It was a very delicate task that Lincoln had assigned himself in this speech. He performed something like the somersault of the Gettysburg Address. There he had said that his audience must not dedicate but be dedicated. Here he said that his audience must not judge but be judged. This entailed a very subtle appeal to the national psyche (which may be why he thought this speech perhaps superior to the earlier one). Americans must be judged in a comprehensive judgment binding on all — God's judgment on slavery, which was to be worked out of the system with pains still counted in the nation's "sinking debt" of guilt. There was no "easy grace" of all-round good will in the message. The speech was flexible, but it was flexible steel.
When we see what objects Lincoln had in mind for this speech, we recognize how skillfully he orchestrated his effects, moving to the goal of a moral flexibility — with emphasis on morality — to counter the suspicion that pragmatism meant the nation would settle for anything workable. The speech's first paragraph refuses to go into a basic discussion of the sort Lincoln had circumvented with his Proclamation of Amnesty. The second paragraph shows the futility of prior dogmatism with regard to the war. This is a beautifully rounded paragraph, its very symmetry showing the lack of effective action. It begins with a statement of the agreed-on goal of avoiding war, and ends with four dread monosyllables that mark that goal as unattainable: "And the war came."

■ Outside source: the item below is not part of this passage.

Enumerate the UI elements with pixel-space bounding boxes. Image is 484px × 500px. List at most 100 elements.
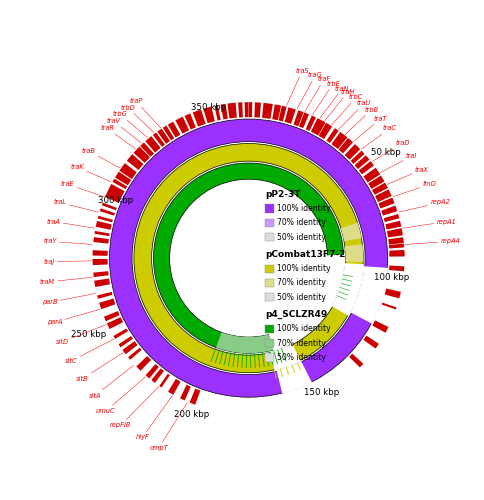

Between the opening and the closing of the paragraph Lincoln stated again what all dreaded, all sought to avert — only to describe how the two sides (while still holding that their acts should be "without war ... without war") diverged. The penultimate sentence recurs to the shared starting point (both still deprecated war), to show how even the limited agreement of the preceding sentence crumbled, one side making and the other accepting war. The effect of the passage is almost comic, a comedy of errors whose scurrying urgency undoes itself. Lincoln looked down from a great height on antlike efforts, establishing what the whole sequence might look like from God's vantage point, to which he had climbed by the end of the speech. Only at the end of the paragraph does the comedy of errors yield to tragedy in the lapidary last sentence. (I underline twice the shared hopes and once the diverging actions, to show how neatly they are balanced in this orderly presentation of disorder.)
On the occasion corresponding to this four years ago, all thoughts were anxiously directed to an impending civil-war. All dreaded it — all sought to avert it. While the inaugeral address was being delivered from this place, devoted altogether to saving the Union without war, insurgent agents were in the city seeking to destroy it without war — seeking to dissolve the Union, and divide effects, by negotiation. Both parties deprecated war; but one of them would make war rather than let the nation survive; and the other would accept war rather than let it perish. And the war came.